In Genesis, Esau loses his birthright after saying, “I’m so hungry I’m about to die!” He most likely was not about the die of hunger. When we’re cold we say, “I’m freezing!” and when hot, “I’m burning up!” We tend to over exaggerate our suffering. Though today’s psalmist sounds pretty dramatic, we have to remember that suffering is real and elicits great emotion in us.
- 1-27 – The author laments over the pain and sorrow of the exile and destruction of the Israelites and their land. But then the author offers hope. God’s faithfulness does renew continually.
- 37-42 – The author recognizes that his people have sinned and are at fault and ultimately need to accept what they’re given.
- 43-54 – The Israelites were shamed because it seemed that their God couldn’t take care of them or had forgotten them. They were both overtaken and humiliated.
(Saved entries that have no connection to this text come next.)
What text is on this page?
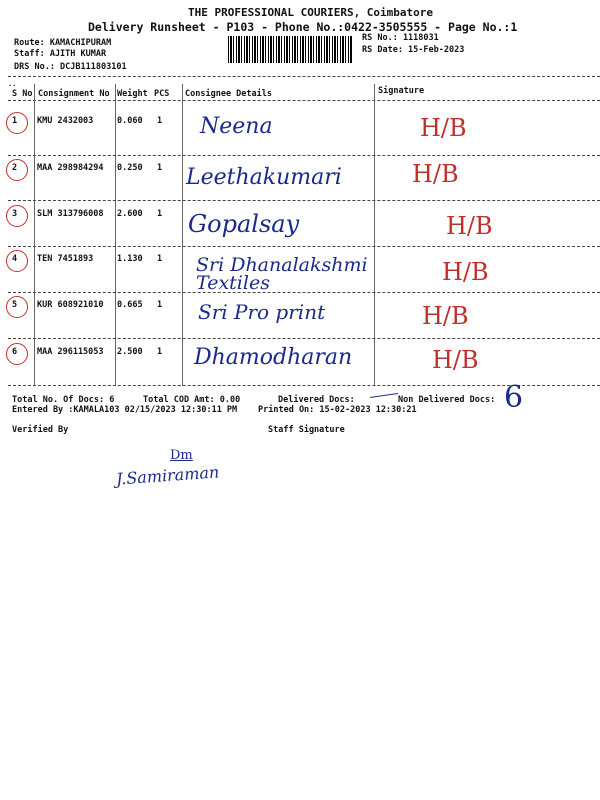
THE PROFESSIONAL COURIERS, Coimbatore
Delivery Runsheet - P103 - Phone No.:0422-3505555 - Page No.:1
Route: KAMACHIPURAM
Staff: AJITH KUMAR
DRS No.: DCJB111803101
RS No.: 1118031
RS Date: 15-Feb-2023
..
S No Consignment No Weight PCS Consignee Details	Signature
1 KMU 2432003	0.060 1 Neena	H/B
2 MAA 298984294 0.250 1 Leethakumari	H/B
3 SLM 313796008 2.600 1 Gopalsay	H/B
4 TEN 7451893	1.130 1 Sri Dhanalakshmi Textiles	H/B
5 KUR 608921010 0.665 1 Sri Pro print	H/B
6 MAA 296115053 2.500 1 Dhamodharan	H/B
Total No. Of Docs: 6	Total COD Amt: 0.00	Delivered Docs:	Non Delivered Docs: 6
Entered By :KAMALA103 02/15/2023 12:30:11 PM Printed On: 15-02-2023 12:30:21
Verified By	Staff Signature
Dm
J.Samiraman
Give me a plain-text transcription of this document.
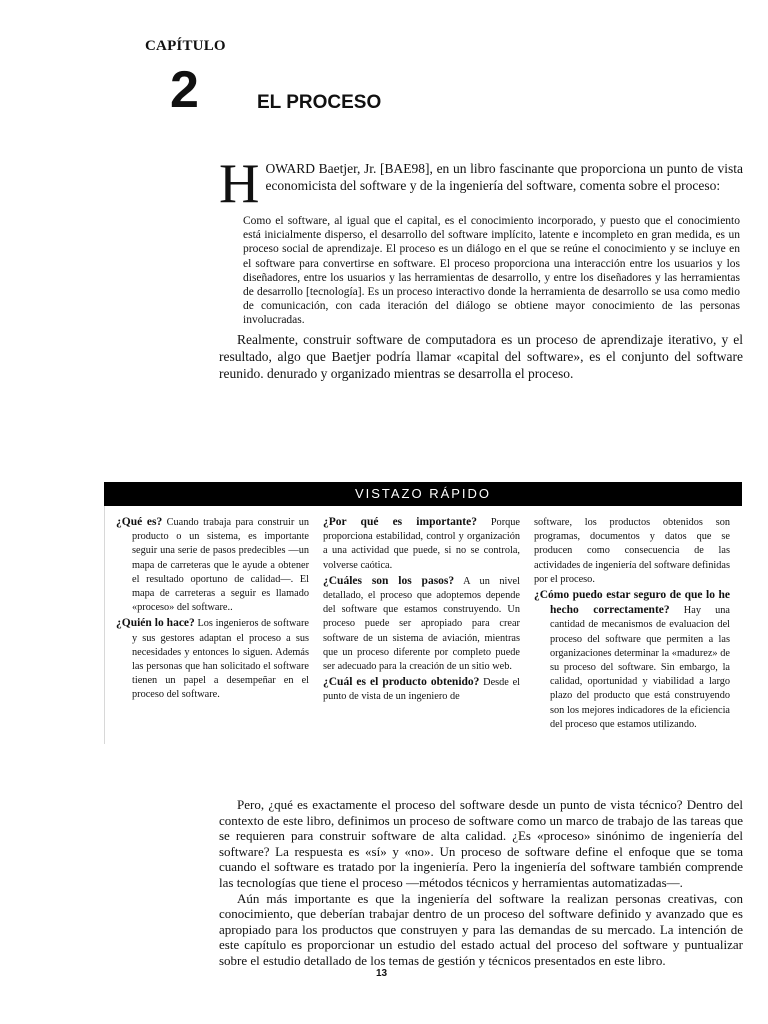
CAPÍTULO
2	EL PROCESO
H OWARD Baetjer, Jr. [BAE98], en un libro fascinante que proporciona un punto de vista economicista del software y de la ingeniería del software, comenta sobre el proceso:
Como el software, al igual que el capital, es el conocimiento incorporado, y puesto que el conocimiento está inicialmente disperso, el desarrollo del software implícito, latente e incompleto en gran medida, es un proceso social de aprendizaje. El proceso es un diálogo en el que se reúne el conocimiento y se incluye en el software para convertirse en software. El proceso proporciona una interacción entre los usuarios y los diseñadores, entre los usuarios y las herramientas de desarrollo, y entre los diseñadores y las herramientas de desarrollo [tecnología]. Es un proceso interactivo donde la herramienta de desarrollo se usa como medio de comunicación, con cada iteración del diálogo se obtiene mayor conocimiento de las personas involucradas.
Realmente, construir software de computadora es un proceso de aprendizaje iterativo, y el resultado, algo que Baetjer podría llamar «capital del software», es el conjunto del software reunido. denurado y organizado mientras se desarrolla el proceso.
VISTAZO RÁPIDO

¿Qué es? Cuando trabaja para construir un producto o un sistema, es importante seguir una serie de pasos predecibles —un mapa de carreteras que le ayude a obtener el resultado oportuno de calidad—. El mapa de carreteras a seguir es llamado «proceso» del software..

¿Quién lo hace? Los ingenieros de software y sus gestores adaptan el proceso a sus necesidades y entonces lo siguen. Además las personas que han solicitado el software tienen un papel a desempeñar en el proceso del software.

¿Por qué es importante? Porque proporciona estabilidad, control y organización a una actividad que puede, si no se controla, volverse caótica.

¿Cuáles son los pasos? A un nivel detallado, el proceso que adoptemos depende del software que estamos construyendo. Un proceso puede ser apropiado para crear software de un sistema de aviación, mientras que un proceso diferente por completo puede ser adecuado para la creación de un sitio web.

¿Cuál es el producto obtenido? Desde el punto de vista de un ingeniero de

software, los productos obtenidos son programas, documentos y datos que se producen como consecuencia de las actividades de ingeniería del software definidas por el proceso.

¿Cómo puedo estar seguro de que lo he hecho correctamente? Hay una cantidad de mecanismos de evaluacion del proceso del software que permiten a las organizaciones determinar la «madurez» de su proceso del software. Sin embargo, la calidad, oportunidad y viabilidad a largo plazo del producto que está construyendo son los mejores indicadores de la eficiencia del proceso que estamos utilizando.

Pero, ¿qué es exactamente el proceso del software desde un punto de vista técnico? Dentro del contexto de este libro, definimos un proceso de software como un marco de trabajo de las tareas que se requieren para construir software de alta calidad. ¿Es «proceso» sinónimo de ingeniería del software? La respuesta es «sí» y «no». Un proceso de software define el enfoque que se toma cuando el software es tratado por la ingeniería. Pero la ingeniería del software también comprende las tecnologías que tiene el proceso —métodos técnicos y herramientas automatizadas—.

Aún más importante es que la ingeniería del software la realizan personas creativas, con conocimiento, que deberían trabajar dentro de un proceso del software definido y avanzado que es apropiado para los productos que construyen y para las demandas de su mercado. La intención de este capítulo es proporcionar un estudio del estado actual del proceso del software y puntualizar sobre el estudio detallado de los temas de gestión y técnicos presentados en este libro.

13
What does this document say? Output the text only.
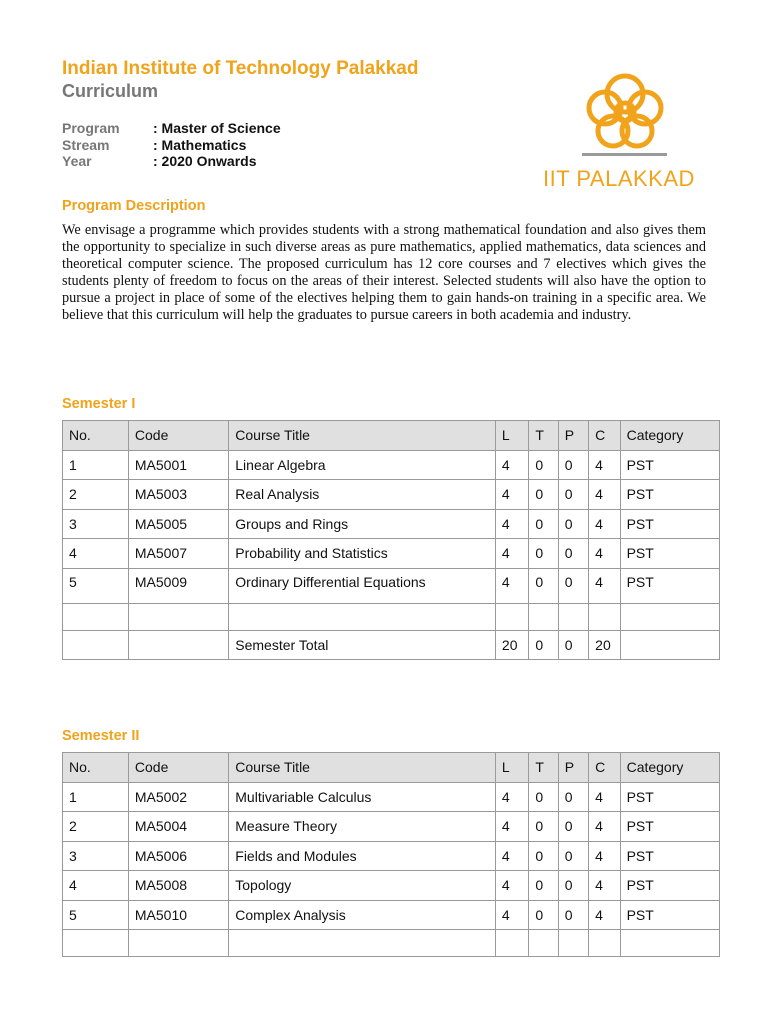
Indian Institute of Technology Palakkad
Curriculum
Program	: Master of Science
Stream	: Mathematics
Year	: 2020 Onwards
IIT PALAKKAD
Program Description
We envisage a programme which provides students with a strong mathematical foundation and also gives them the opportunity to specialize in such diverse areas as pure mathematics, applied mathematics, data sciences and theoretical computer science. The proposed curriculum has 12 core courses and 7 electives which gives the students plenty of freedom to focus on the areas of their interest. Selected students will also have the option to pursue a project in place of some of the electives helping them to gain hands-on training in a specific area. We believe that this curriculum will help the graduates to pursue careers in both academia and industry.
Semester I
No.	Code	Course Title	L	T	P	C	Category
1	MA5001	Linear Algebra	4	0	0	4	PST
2	MA5003	Real Analysis	4	0	0	4	PST
3	MA5005	Groups and Rings	4	0	0	4	PST
4	MA5007	Probability and Statistics	4	0	0	4	PST
5	MA5009	Ordinary Differential Equations	4	0	0	4	PST

		Semester Total	20	0	0	20	
Semester II
No.	Code	Course Title	L	T	P	C	Category
1	MA5002	Multivariable Calculus	4	0	0	4	PST
2	MA5004	Measure Theory	4	0	0	4	PST
3	MA5006	Fields and Modules	4	0	0	4	PST
4	MA5008	Topology	4	0	0	4	PST
5	MA5010	Complex Analysis	4	0	0	4	PST
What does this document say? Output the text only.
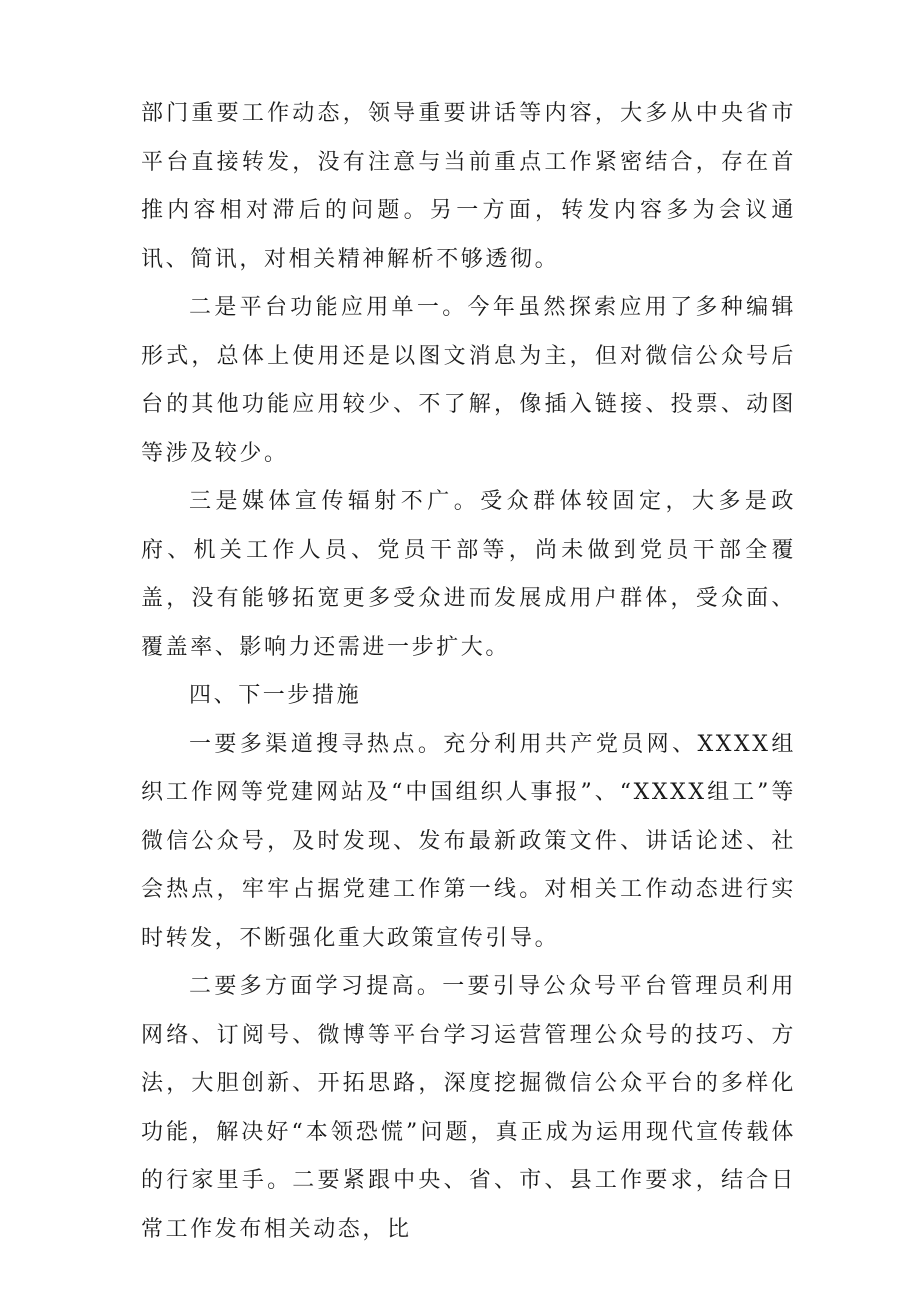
部门重要工作动态，领导重要讲话等内容，大多从中央省市平台直接转发，没有注意与当前重点工作紧密结合，存在首推内容相对滞后的问题。另一方面，转发内容多为会议通讯、简讯，对相关精神解析不够透彻。

二是平台功能应用单一。今年虽然探索应用了多种编辑形式，总体上使用还是以图文消息为主，但对微信公众号后台的其他功能应用较少、不了解，像插入链接、投票、动图等涉及较少。

三是媒体宣传辐射不广。受众群体较固定，大多是政府、机关工作人员、党员干部等，尚未做到党员干部全覆盖，没有能够拓宽更多受众进而发展成用户群体，受众面、覆盖率、影响力还需进一步扩大。

四、下一步措施

一要多渠道搜寻热点。充分利用共产党员网、XXXX组织工作网等党建网站及“中国组织人事报”、“XXXX组工”等微信公众号，及时发现、发布最新政策文件、讲话论述、社会热点，牢牢占据党建工作第一线。对相关工作动态进行实时转发，不断强化重大政策宣传引导。

二要多方面学习提高。一要引导公众号平台管理员利用网络、订阅号、微博等平台学习运营管理公众号的技巧、方法，大胆创新、开拓思路，深度挖掘微信公众平台的多样化功能，解决好“本领恐慌”问题，真正成为运用现代宣传载体的行家里手。二要紧跟中央、省、市、县工作要求，结合日常工作发布相关动态，比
- 55-66 – The author clearly still has hope that God will restore his people.
- 3-4 – What a lovely description of Christ!
- 8-12 – Christ cannot be placed on the same level as the angels. He is, instead, set apart and above the angels.
- 1-11 – Though the psalmist’s words seem somewhat dramatic, our sufferings tend to illicit those kinds of thoughts. It is hard to see outside of difficulty and suffering and keep things in perspective.
- 21 – Hothead men tend to ignite controversy everywhere they go.
It’s ok to feel sorrow. It’s ok to ask questions. It’s ok to wonder where God is when you suffer. Lamentations proves it.
Having a rough day? You’re in good company. Lamentations is a book recounting the sorrow and difficulty the Israelites felt due to the exile. They felt rejected, lost, and abandoned. Some of us have felt that way before. Note that there is hope in Lamentations. One of the greatest hymns of all times, “Great is Thy Faithfulness” comes directly from Lamentations. No matter what, there is hope.
- Lamentations is believed to have been written by Jeremiah. He is known as the “weeping prophet”. This is written as a response to being exiled and being rejected by God.
- 1-22 – Here the prophet is lamenting or crying out in sorrow at the fate of Israel and Judah as they are exiled and rejected.
- 1-19 – This chapter focuses on the contrast between where the relationship between God and the Israelites was and where it is during the exile. Special aspects of their relationship such as the temple and being set apart are highlighted.
- This letter is from Paul to Philemon and Apphia. It is only one chapter long.
- 8-16 – Paul is writing to Philemon on behalf of Onesimus who, while Paul was imprisoned, formed a special relationship with Paul. Onesimus had been a servant but was now to become a fellow laborer for Christ with Philemon.
- David commits to living faithfully and commits to not tolerating anyone who doesn’t.
- We are all capable of adding fuel to the fire when we gossip and keep angry words flowing. If we choose to stop our words, we can squash arguments.
Only 8 weeks to go to complete our Year of the Bible! Pretty incredible, eh?
This week, we have a bit of a cornucopia of readings. We’ll spend time in Philemon, Hebrews, Lamentations, and Ezekiel, as well as the usual suspects Proverbs and Psalms.
Something you might want to note this week is the connection and resolution between the Old and New Testaments. Both Lamentations and the prophet Ezekiel are longing for redemption and connection with God. They’re experiencing destruction and separation due to sin. But then we read Hebrews, and other portions of the New Testament and we see that the redemption those in the Old Testament longed for has been realized through Jesus.
Sometimes it is hard to read the prophets and other portions of the Old Testament because the people are being punished and are crying out. But the blessing of reading both the Old and New Testaments at the same time is we immediately get to see God’s answer. We have Christ.